Notiziario: UN EROE DEI CIELI

UN EROE DEI CIELI

Il 9 gennaio 1960, a Rapallo (Genova) ci precedeva il Carabiniere Ernesto CABRUNA, un asso della nascente aviazione italiana, nato nel 1889 a Tortona (Alessandria). Nell'Arma fu impegnato nelle operazioni di soccorso per il terremoto di Messina nel 1908 e poi volontario nella guerra italo-turca del 1911-12, prima di partecipare alla Battaglia degli Altipiani nel 1916, quando fu insignito della Medaglia di Bronzo al Valor Militare. Diventato pilota fu impegnato in molte sortite, meritando ben due Medaglie d'Argento al Valor Militare. Pur essendosi dimesso dall'Arma dei Carabinieri Reali per partecipare all'impresa fiumana con il suo amico Gabriele D'ANNUNZIO, rimase sempre un Carabiniere e non esitò a sfidare in duello alla pistola lo scrittore Mario Carli, autore di un articolo offensivo verso l'Arma. Dopo l'annessione di Fiume all'Italia venne reintegrato nell'Arma, per poi passare con il grado di Capitano alla Regia Aeronautica. Per le sue gesta, il 24 maggio 1924 gli venne conferita, in commutazione della seconda medaglia d'argento, la Medaglia d'Oro al Valor Militare, con la seguente motivazione: "Magnifico asso cacciatore dell’aviazione, nella perfetta esecuzione di ordini come in arditissime iniziative, in combattimenti sostenuti e vinti con incredibile audacia anche da solo contro numero stragrande di temuti e ben agguerriti avversari, spesso in stato cagionevole di salute, prodigò in ogni circostanza di guerra la sua meravigliosa instancabile attività, con tempra di romano eroismo.
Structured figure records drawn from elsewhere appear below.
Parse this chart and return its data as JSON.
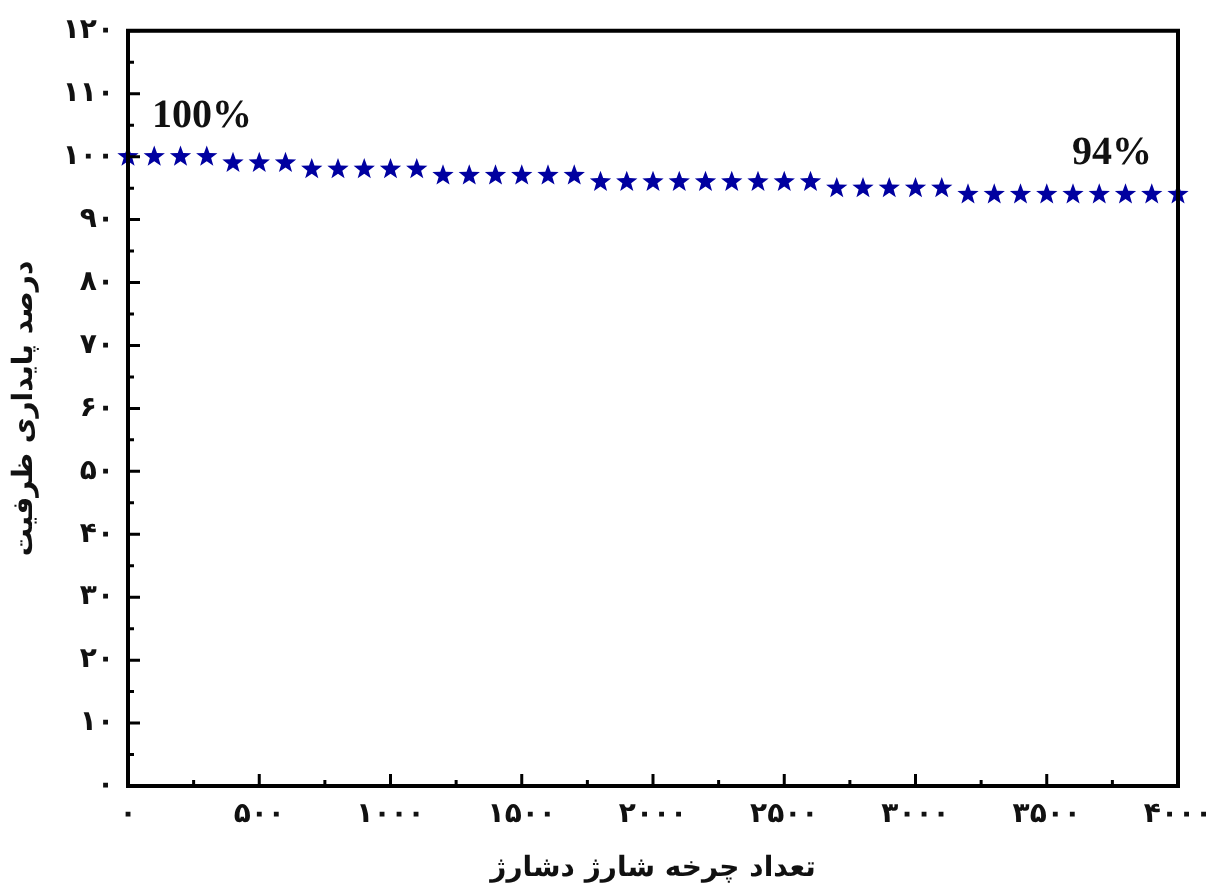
{
  "chart_data": {
    "type": "scatter",
    "xlabel": "تعداد چرخه شارژ دشارژ",
    "ylabel": "درصد پایداری ظرفیت",
    "x": [
      0,
      100,
      200,
      300,
      400,
      500,
      600,
      700,
      800,
      900,
      1000,
      1100,
      1200,
      1300,
      1400,
      1500,
      1600,
      1700,
      1800,
      1900,
      2000,
      2100,
      2200,
      2300,
      2400,
      2500,
      2600,
      2700,
      2800,
      2900,
      3000,
      3100,
      3200,
      3300,
      3400,
      3500,
      3600,
      3700,
      3800,
      3900,
      4000
    ],
    "series": [
      {
        "color": "#0000a0",
        "values": [
          100,
          100,
          100,
          100,
          99,
          99,
          99,
          98,
          98,
          98,
          98,
          98,
          97,
          97,
          97,
          97,
          97,
          97,
          96,
          96,
          96,
          96,
          96,
          96,
          96,
          96,
          96,
          95,
          95,
          95,
          95,
          95,
          94,
          94,
          94,
          94,
          94,
          94,
          94,
          94,
          94
        ]
      }
    ],
    "xlim": [
      0,
      4000
    ],
    "ylim": [
      0,
      120
    ],
    "xticks": [
      {
        "value": 0,
        "label": "۰"
      },
      {
        "value": 500,
        "label": "۵۰۰"
      },
      {
        "value": 1000,
        "label": "۱۰۰۰"
      },
      {
        "value": 1500,
        "label": "۱۵۰۰"
      },
      {
        "value": 2000,
        "label": "۲۰۰۰"
      },
      {
        "value": 2500,
        "label": "۲۵۰۰"
      },
      {
        "value": 3000,
        "label": "۳۰۰۰"
      },
      {
        "value": 3500,
        "label": "۳۵۰۰"
      },
      {
        "value": 4000,
        "label": "۴۰۰۰"
      }
    ],
    "yticks": [
      {
        "value": 0,
        "label": "۰"
      },
      {
        "value": 10,
        "label": "۱۰"
      },
      {
        "value": 20,
        "label": "۲۰"
      },
      {
        "value": 30,
        "label": "۳۰"
      },
      {
        "value": 40,
        "label": "۴۰"
      },
      {
        "value": 50,
        "label": "۵۰"
      },
      {
        "value": 60,
        "label": "۶۰"
      },
      {
        "value": 70,
        "label": "۷۰"
      },
      {
        "value": 80,
        "label": "۸۰"
      },
      {
        "value": 90,
        "label": "۹۰"
      },
      {
        "value": 100,
        "label": "۱۰۰"
      },
      {
        "value": 110,
        "label": "۱۱۰"
      },
      {
        "value": 120,
        "label": "۱۲۰"
      }
    ],
    "marker": "star",
    "annotations": [
      {
        "text": "100%",
        "x": 0,
        "y": 100
      },
      {
        "text": "94%",
        "x": 4000,
        "y": 94
      }
    ]
  }
}
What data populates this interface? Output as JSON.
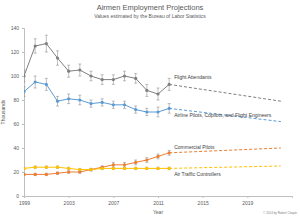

Nell’ultima grande offensiva, cui volle ad ogni costo partecipare, uscendo dall’ospedale ove era degente per ferita, pur avendo il braccio destro ancora immobile e dolorante e perciò trovandosi in condizioni di assoluta inferiorità, con inarrivabile tenacia di volere ed animosità, attaccava, in lontano campo di aviazione, vari apparecchi nemici pronti a partire e ne incendiava due. In altra occasione si slanciava in mezzo ad un gruppo di trenta apparecchi nemici, abbattendone uno ed ostacolando agli altri il raggiungimento del loro obiettivo, essendo per lui la superiorità numerica del nemico stimolo ad ingaggiare la lotta. Nelle più varie e difficili circostanze, dall’inizio alla fine della guerra, compiendo in complesso oltre 900 ore di volo, senza esitare di fronte alle più audaci imprese, rese alla Patria grandi e segnalati servizi".